Over the past year I’ve pared my work down to part-time. Some days, driving along in the car, I’ll have conversations with the residents of Benson’s Cove.  They argue with me. They argue with each other. They even gossip upon occasion.  One day at a red light I found myself wondering if writing a novel is like having a nervous breakdown, where you aren’t sure what’s real and what isn’t.  It’s okay, I tell myself now.  You’re not crazy.  You’re a writer.   Early in my novel, my protagonist has a moment of realization, digging in her garden one summer day, when she pulls up a chrysanthemum plant with slugs swarming among the roots.  “That’s it,” she says out loud, holding up the pitiful plant.  “This is what my life has become.  A pitiful plant where I’ve allowed other people to feed off me.  I have no direction for myself.”  With that she dumps the plant into the trash and adds a healthy dose of slug bait to the garden.

The last thing Addy does before going to bed is to write a letter of resignation to her employer.  In two weeks flat she’ll begin her new life in Benson’s Cove.  Of course romance is in the cards for Addy Westcombe, who will struggle with the lessons she must learn.  Eventually, though, she will learn her lessons, and much sooner than I have learned mine.

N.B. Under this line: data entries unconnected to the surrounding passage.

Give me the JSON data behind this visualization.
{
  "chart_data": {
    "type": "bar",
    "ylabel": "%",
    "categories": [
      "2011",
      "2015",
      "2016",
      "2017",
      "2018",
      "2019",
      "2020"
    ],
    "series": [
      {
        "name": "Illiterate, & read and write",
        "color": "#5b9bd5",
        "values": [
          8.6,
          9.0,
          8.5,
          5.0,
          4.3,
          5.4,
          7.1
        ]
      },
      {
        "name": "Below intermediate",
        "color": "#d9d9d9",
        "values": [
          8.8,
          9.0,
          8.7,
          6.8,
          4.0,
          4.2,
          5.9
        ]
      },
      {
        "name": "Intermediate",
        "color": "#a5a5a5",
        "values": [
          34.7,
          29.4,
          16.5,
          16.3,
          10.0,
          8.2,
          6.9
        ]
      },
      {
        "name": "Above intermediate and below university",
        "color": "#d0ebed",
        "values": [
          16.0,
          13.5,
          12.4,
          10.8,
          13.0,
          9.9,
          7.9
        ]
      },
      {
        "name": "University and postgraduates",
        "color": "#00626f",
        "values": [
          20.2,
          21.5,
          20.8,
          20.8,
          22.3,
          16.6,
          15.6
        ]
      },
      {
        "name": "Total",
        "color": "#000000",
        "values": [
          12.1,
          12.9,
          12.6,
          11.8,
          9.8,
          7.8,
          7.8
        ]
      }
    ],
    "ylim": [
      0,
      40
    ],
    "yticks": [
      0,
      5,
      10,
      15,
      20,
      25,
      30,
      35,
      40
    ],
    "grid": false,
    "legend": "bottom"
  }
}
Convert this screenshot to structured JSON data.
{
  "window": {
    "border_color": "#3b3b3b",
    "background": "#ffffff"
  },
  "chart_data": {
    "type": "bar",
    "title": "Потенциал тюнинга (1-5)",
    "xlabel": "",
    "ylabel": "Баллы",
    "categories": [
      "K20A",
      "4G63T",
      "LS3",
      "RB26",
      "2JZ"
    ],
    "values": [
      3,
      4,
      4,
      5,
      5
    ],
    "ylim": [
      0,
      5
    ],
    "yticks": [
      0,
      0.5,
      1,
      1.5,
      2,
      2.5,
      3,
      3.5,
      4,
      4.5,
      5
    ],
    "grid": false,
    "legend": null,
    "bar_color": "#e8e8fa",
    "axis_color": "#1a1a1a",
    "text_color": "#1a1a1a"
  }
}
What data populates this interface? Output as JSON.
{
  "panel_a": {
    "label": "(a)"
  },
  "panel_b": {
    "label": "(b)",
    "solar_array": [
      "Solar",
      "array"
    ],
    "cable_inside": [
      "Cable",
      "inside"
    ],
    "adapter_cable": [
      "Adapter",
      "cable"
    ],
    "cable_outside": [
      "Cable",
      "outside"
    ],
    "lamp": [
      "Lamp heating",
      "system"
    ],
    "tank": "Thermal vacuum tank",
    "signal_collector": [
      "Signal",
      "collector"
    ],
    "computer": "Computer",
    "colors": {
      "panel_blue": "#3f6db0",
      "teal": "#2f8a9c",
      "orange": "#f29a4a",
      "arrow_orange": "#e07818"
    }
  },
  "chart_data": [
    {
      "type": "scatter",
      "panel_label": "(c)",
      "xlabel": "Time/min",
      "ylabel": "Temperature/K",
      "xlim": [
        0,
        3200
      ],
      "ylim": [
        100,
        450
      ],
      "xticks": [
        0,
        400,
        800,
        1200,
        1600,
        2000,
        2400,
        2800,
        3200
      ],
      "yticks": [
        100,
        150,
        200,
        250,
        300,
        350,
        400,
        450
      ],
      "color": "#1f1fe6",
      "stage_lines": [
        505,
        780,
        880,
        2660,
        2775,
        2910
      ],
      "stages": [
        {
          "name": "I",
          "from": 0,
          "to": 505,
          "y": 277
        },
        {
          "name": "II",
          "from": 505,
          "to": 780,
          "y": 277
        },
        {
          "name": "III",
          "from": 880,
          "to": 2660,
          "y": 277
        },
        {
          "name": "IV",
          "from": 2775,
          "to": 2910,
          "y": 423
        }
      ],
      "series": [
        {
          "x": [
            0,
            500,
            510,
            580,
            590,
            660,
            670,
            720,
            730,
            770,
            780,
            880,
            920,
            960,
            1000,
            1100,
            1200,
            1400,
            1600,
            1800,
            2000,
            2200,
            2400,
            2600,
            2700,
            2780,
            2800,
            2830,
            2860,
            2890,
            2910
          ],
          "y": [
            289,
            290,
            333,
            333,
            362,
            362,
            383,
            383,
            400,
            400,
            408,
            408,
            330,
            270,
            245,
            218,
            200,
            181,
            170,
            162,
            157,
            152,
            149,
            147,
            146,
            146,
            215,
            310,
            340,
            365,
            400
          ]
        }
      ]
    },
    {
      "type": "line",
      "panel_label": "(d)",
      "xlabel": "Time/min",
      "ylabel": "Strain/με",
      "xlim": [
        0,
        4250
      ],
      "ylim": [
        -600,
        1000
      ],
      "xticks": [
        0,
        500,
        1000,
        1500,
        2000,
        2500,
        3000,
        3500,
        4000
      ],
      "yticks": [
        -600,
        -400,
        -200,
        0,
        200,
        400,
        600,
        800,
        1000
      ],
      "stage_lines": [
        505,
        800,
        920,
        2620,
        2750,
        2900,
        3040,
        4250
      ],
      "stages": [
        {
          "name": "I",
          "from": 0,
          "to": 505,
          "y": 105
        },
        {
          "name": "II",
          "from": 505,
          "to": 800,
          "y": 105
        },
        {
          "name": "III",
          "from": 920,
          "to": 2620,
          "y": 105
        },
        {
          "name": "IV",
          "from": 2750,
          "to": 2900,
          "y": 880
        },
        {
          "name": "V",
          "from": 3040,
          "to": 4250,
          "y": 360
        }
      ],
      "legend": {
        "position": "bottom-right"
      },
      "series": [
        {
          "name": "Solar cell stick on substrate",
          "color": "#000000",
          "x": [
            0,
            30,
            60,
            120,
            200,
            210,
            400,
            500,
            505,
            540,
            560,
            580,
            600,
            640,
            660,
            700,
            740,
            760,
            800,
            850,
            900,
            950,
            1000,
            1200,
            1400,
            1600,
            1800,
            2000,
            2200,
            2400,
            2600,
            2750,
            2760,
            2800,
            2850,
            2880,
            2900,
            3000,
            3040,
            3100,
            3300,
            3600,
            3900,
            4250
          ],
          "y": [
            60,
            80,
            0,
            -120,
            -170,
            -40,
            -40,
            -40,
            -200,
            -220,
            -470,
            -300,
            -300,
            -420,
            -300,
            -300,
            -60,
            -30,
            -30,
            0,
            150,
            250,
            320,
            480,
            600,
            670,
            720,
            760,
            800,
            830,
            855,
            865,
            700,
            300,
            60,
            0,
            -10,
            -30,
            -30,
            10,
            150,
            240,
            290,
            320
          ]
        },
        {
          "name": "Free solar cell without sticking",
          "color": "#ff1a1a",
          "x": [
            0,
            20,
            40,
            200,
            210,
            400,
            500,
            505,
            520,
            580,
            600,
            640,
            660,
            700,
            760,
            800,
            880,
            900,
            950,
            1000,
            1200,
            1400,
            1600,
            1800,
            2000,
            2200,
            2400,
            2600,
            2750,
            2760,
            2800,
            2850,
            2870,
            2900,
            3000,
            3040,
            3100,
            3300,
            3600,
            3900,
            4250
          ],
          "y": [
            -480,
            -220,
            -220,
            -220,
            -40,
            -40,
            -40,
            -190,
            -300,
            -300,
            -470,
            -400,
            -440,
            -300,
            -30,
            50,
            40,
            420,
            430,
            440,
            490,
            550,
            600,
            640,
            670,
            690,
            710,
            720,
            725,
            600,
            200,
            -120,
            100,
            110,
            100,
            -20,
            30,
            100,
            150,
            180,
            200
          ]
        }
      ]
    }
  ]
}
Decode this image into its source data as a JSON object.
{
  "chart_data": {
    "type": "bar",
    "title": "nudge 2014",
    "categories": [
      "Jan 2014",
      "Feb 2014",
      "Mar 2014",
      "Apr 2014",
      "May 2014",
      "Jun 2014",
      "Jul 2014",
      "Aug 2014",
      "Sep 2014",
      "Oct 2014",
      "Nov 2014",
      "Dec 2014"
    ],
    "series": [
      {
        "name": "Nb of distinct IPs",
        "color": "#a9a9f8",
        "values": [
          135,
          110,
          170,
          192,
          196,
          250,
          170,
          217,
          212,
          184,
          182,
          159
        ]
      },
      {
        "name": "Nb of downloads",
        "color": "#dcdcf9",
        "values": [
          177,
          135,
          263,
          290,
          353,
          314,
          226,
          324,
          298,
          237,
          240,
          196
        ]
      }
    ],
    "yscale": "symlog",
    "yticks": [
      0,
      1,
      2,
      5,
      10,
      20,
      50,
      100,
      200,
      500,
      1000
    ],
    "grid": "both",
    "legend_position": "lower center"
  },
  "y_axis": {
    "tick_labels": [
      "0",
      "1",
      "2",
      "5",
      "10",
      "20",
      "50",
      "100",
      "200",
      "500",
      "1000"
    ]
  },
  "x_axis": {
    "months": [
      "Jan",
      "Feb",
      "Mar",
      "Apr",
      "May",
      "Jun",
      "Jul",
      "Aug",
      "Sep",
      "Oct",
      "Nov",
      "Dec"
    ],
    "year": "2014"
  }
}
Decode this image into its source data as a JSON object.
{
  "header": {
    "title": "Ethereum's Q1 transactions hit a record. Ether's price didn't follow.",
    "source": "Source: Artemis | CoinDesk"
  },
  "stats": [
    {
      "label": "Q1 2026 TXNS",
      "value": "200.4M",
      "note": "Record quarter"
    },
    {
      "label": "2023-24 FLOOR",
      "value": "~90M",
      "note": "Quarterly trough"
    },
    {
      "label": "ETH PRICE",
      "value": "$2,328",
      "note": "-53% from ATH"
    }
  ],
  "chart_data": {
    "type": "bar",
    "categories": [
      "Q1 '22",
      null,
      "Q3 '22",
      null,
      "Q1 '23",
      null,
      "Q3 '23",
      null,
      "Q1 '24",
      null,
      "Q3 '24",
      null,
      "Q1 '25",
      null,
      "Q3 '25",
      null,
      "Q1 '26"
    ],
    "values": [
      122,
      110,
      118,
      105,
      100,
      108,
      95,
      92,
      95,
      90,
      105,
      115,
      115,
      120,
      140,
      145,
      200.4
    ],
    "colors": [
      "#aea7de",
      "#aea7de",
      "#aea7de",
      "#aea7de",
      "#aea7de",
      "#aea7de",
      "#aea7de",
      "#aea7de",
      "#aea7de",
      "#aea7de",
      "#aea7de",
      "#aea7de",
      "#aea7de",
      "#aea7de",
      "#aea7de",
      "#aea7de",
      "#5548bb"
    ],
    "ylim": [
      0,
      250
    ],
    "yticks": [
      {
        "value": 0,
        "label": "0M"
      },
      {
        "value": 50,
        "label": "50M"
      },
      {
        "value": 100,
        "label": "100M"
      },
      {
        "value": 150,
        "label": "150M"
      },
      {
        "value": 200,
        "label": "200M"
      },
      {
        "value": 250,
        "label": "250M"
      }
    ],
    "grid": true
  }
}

Typing the title of the novel on the first clean, crisp piece of paper opened up the wound in my heart.
  One thing I’ve discovered is that writing is the best therapy I’ve encountered, and as my friends point out, a lot cheaper, too!  Best of all, my heart has finally begun to heal.

I’m happy to say that I’ve gotten more reasonable, and no longer get up at 3:30 a.m. each morning to write.  But I am usually at my computer by 6 a.m. most days.  This fall I plan to attend a writing conference with a synopsis of my first novel in my hip pocket, and big dreams sitting on top of my desk.  Fortunately for my self-esteem, publishing is not my total end-goal, but it helps to keep this as a possibility.  The most important thing for me is admitting that writing is an essential nutrient for me.  It’s gratifying to again be filled with purpose, and know I am back in life’s race, and not sitting on the sidelines.

Like the peonies in my garden that needed water, sunshine and time to bloom, I needed time and space to nurture my own writing life.  I used to think that if I were a flower, I’d be a pale pink azalea, but I’ve changed my mind.  I’ve come to think I might just be a hot-pink peony, ready to burst forth in color with the first hot breath of summer.  At least this is what it feels like to me, deep down inside.  I welcome the bees to come and taste the honey.